Death, in fact, is the real “final frontier.” For all you “Star Trek” fans who may think otherwise.  There is no stopping its advance on each of us.  Except.  Except for the historical fact that once upon a time there walked on our planet the man Jesus Christ, who was for billions of believers, still is, and always will be God in the flesh.  He once raised a man named Lazarus at the request of the man’s sisters, a full four days after the man’s death and burial.  And nothing ever after has been the same for dreamers and believers.

The question arises: What do you and I do on learning of this story? In a real way, our answer determines the balance of our lives.  Do we believe it or not?  Do we analyze it, criticize it, or synthesize it?  Do we accept it or reject it?

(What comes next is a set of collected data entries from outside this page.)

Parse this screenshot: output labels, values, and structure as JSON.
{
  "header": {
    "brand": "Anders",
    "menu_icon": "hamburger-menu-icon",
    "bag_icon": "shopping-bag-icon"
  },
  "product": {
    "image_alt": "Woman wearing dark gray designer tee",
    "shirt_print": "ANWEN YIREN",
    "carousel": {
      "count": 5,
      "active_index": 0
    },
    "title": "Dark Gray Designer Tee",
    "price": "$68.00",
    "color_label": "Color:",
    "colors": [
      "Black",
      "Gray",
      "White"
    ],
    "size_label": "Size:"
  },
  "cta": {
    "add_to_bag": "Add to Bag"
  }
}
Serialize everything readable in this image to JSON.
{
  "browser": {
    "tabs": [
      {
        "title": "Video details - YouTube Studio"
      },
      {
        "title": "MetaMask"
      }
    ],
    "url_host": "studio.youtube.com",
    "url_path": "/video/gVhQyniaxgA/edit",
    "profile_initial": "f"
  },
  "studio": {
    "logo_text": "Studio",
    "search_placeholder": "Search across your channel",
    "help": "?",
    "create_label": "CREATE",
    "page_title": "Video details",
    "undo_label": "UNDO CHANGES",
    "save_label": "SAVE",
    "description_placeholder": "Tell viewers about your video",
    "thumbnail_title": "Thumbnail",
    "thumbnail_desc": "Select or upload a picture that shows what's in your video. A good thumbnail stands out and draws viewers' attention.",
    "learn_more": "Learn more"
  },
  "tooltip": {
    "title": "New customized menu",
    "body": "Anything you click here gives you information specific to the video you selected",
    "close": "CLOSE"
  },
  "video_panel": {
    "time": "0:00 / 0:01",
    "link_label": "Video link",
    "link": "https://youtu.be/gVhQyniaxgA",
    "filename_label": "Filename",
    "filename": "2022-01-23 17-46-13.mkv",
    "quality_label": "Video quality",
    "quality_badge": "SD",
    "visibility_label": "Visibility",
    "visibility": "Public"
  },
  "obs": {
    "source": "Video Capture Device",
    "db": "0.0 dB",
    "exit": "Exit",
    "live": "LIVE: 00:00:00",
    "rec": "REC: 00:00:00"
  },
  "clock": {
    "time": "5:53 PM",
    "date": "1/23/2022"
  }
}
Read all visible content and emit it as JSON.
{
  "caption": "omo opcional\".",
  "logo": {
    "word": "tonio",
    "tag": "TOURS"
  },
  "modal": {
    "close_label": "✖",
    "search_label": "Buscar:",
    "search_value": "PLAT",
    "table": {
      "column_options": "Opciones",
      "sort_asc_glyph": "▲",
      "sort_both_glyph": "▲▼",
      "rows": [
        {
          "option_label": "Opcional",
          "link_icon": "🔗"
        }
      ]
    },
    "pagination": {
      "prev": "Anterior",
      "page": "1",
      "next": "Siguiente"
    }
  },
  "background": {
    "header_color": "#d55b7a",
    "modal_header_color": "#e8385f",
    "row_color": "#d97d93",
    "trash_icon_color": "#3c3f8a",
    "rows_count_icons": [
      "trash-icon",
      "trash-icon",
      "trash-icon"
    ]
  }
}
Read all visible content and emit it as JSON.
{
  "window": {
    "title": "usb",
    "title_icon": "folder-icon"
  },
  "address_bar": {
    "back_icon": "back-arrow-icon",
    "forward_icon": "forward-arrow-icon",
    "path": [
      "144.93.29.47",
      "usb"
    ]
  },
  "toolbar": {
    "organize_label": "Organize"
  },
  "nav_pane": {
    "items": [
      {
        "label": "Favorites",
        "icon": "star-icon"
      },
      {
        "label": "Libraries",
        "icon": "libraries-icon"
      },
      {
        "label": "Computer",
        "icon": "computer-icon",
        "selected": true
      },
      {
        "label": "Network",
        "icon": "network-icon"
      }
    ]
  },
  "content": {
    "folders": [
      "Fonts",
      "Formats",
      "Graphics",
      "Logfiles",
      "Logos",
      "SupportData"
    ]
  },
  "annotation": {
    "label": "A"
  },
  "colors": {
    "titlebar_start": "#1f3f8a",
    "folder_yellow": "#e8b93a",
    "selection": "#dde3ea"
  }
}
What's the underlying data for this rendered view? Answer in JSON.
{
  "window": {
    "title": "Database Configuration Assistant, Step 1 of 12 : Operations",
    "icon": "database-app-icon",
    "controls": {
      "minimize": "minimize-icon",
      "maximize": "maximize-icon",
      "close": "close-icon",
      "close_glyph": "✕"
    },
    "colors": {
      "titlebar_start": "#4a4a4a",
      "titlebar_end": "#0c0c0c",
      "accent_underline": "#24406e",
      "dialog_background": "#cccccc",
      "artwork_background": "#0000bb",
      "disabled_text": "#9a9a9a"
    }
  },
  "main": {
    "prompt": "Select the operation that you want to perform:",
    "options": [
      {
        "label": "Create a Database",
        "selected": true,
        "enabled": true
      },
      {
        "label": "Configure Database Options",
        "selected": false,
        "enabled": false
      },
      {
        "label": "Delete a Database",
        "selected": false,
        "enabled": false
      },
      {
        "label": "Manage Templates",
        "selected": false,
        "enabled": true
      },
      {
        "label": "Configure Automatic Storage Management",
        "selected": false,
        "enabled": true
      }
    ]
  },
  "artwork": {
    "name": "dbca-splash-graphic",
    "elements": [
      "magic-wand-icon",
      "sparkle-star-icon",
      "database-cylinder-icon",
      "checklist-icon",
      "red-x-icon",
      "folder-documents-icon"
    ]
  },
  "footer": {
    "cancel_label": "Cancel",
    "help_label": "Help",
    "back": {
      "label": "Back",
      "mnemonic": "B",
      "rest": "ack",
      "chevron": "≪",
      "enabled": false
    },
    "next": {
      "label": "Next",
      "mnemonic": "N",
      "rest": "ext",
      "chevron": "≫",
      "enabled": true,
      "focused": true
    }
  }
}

I believe that we come together for a Sunday Eucharist because we accept the story.  More importantly, we accept Jesus, who speaks to us through this particular gospel as He does throughout the Bible.  We give thanks (eucharist) for the fact that God the Father gave Jesus the power of life and death, not in response to a wish, but to His prayer.  We profess that faith in when we recite our Creed together at Mass.

On this Lenten Sunday, some twenty-one centuries after that day in Bethany, we believe in Jesus Christ, whose tomb was occupied for only a day or so before it became empty forever.  And that’s not wishful thinking.  Call it “a faith-based fact.”

 

 

First Reading:  Ezekiel 37:12-14
The prophet preaches the word of God to bring new life to a dead Israel. God will take the initiative and send His very Spirit to give this life.

Second Reading:  Romans 8:8-11
Paul names “pleasing God” as the goal of human life.  This is possible only if God’s Spirit is in us.  That Spirit makes our future resurrection possible.

Gospel: John 11:1-45, or 11:3-7, 17, 20-27, 33b-45
Jesus proves that the Father hears Him.  Moreover, He has given Jesus the power of life over death, which is displayed by the miracle of Lazarus’ raising.